While the Tories are still thinking about how to solve their tax credits quandary, the Resolution Foundation has come up with a simple solution: the cuts need to be reversed. In a new report out today, the think tank says any of the proposals for ‘lessening the impact of families during the transition’ (in the words of George Osborne) — such as tax cuts, childcare support, raising the minimum wage, gradually introducing the reforms and new measures to protect existing claimants – are still going to hit low-income families hard and the only way of helping them is to reverse the most punitive elements of cuts.
Instead, the Resolution Foundation suggests five ways to raise the funds so the cuts don’t need to happen. None of them are particularly appealing for the government:
- Increasing the Personal Allowance in line with inflation: instead of moving it towards £12,500. This would raise £4.9 billion by 2020.
- Increasing the Basic Rate Limit for income tax to rise in line with inflation: rather than accelerating it so that the higher rate threshold reaches £50,000. This would save £1.3 billion by 2020.
- Reversing the increase in the inheritance tax threshold and cuts to corporation tax: this would save £3.4 billion by 2020.
- Clawing back the over-indexation above earnings of the State Pension from the last parliament.
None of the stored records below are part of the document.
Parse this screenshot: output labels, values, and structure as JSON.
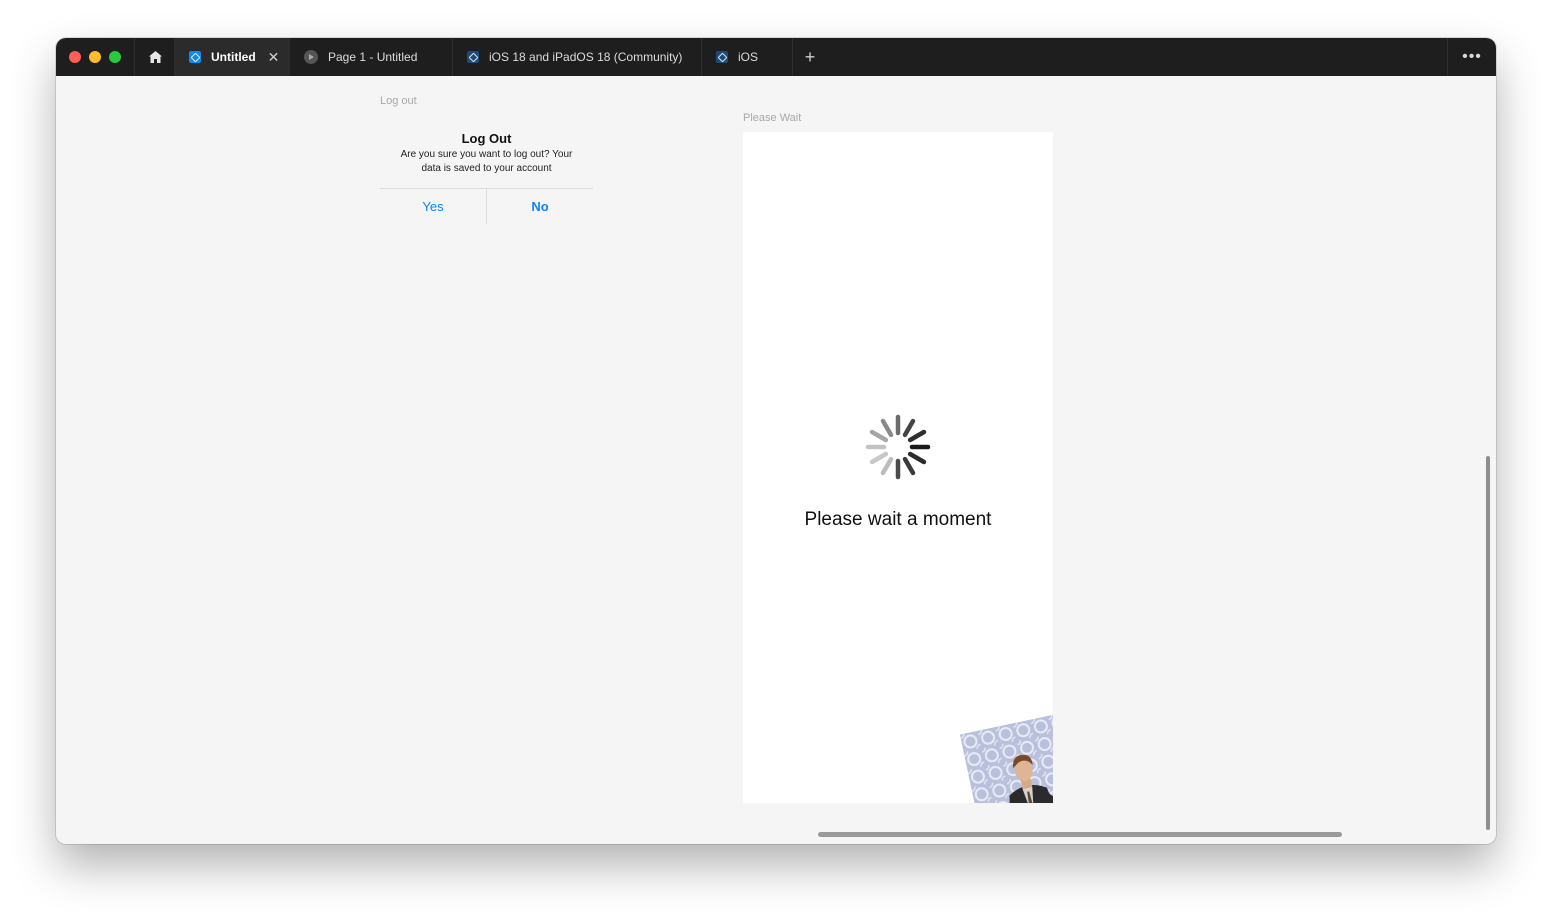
{
  "tabbar": {
    "tabs": [
      {
        "label": "Untitled",
        "icon": "figma-file-icon",
        "active": true,
        "close": "✕"
      },
      {
        "label": "Page 1 - Untitled",
        "icon": "play-icon"
      },
      {
        "label": "iOS 18 and iPadOS 18 (Community)",
        "icon": "figma-file-icon"
      },
      {
        "label": "iOS",
        "icon": "figma-file-icon"
      }
    ],
    "new_tab": "+",
    "more": "•••"
  },
  "canvas": {
    "logout_frame_label": "Log out",
    "alert": {
      "title": "Log Out",
      "message": "Are you sure you want to log out? Your data is saved to your account",
      "yes": "Yes",
      "no": "No"
    },
    "wait_frame_label": "Please Wait",
    "wait_text": "Please wait a moment"
  },
  "colors": {
    "accent": "#0a84ff",
    "tabbar_bg": "#1e1e1e",
    "canvas_bg": "#f5f5f5"
  }
}
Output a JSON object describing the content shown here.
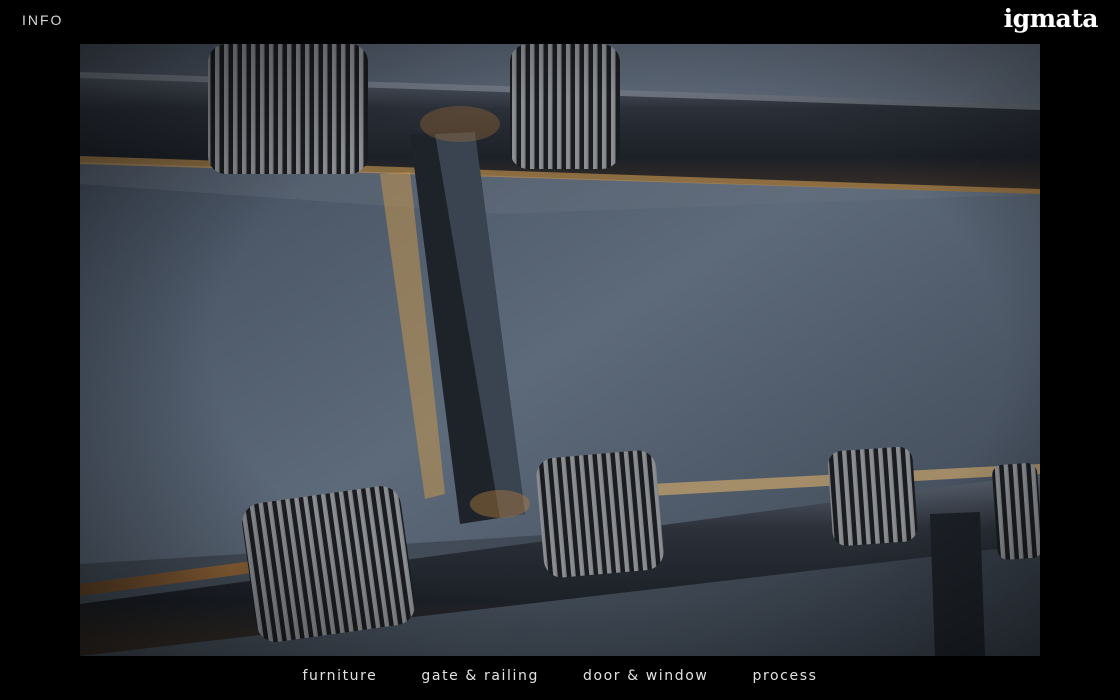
{
  "header": {
    "info_label": "INFO",
    "logo_text": "igmata"
  },
  "hero": {
    "icon": "photo-rusted-iron-chain-with-coil-wraps"
  },
  "nav": {
    "items": [
      {
        "label": "furniture"
      },
      {
        "label": "gate & railing"
      },
      {
        "label": "door & window"
      },
      {
        "label": "process"
      }
    ]
  },
  "colors": {
    "background": "#000000",
    "text": "#e2e2e2",
    "steel": "#4a5666",
    "rust": "#8a5a2a"
  }
}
This would be done by limiting pension rises in this parliament and would save approximately £6 billion.
- Returning spending on tax reliefs to 2010 levels by 2020 – which would reduce the UK’s £100 billion spending on ~1,000 different reliefs. This would save around £10 billion.
According to David Finch, a senior economic analyst at the Resolution Foundation, these proposals are the only realistic options for the Chancellor:
‘His options come down to pushing ahead with the reforms while trying and failing to compensate those losing out at significant expense, protecting current claimants at the price of much lower savings and creating perverse incentives, or finding the money to reverse at least the most damaging of the cuts.
‘Many proposals have been suggested to soften the impact of the changes – from further tax cuts, to a phasing-in of the reforms – but none of them make much of an imprint into the scale of losses being imposed on low income working families.’
It’s unlikely the Chancellor will be following up on any of these proposals. Aside from the financials, it would be even more humiliating politically for the government if they decided to scrap the cuts instead of offering some form of mitigation. We’ll find out on 25 November what proposals Osborne is bringing forward in the Autumn Statement, but a full reversal of the cuts does not seem feasible at this stage.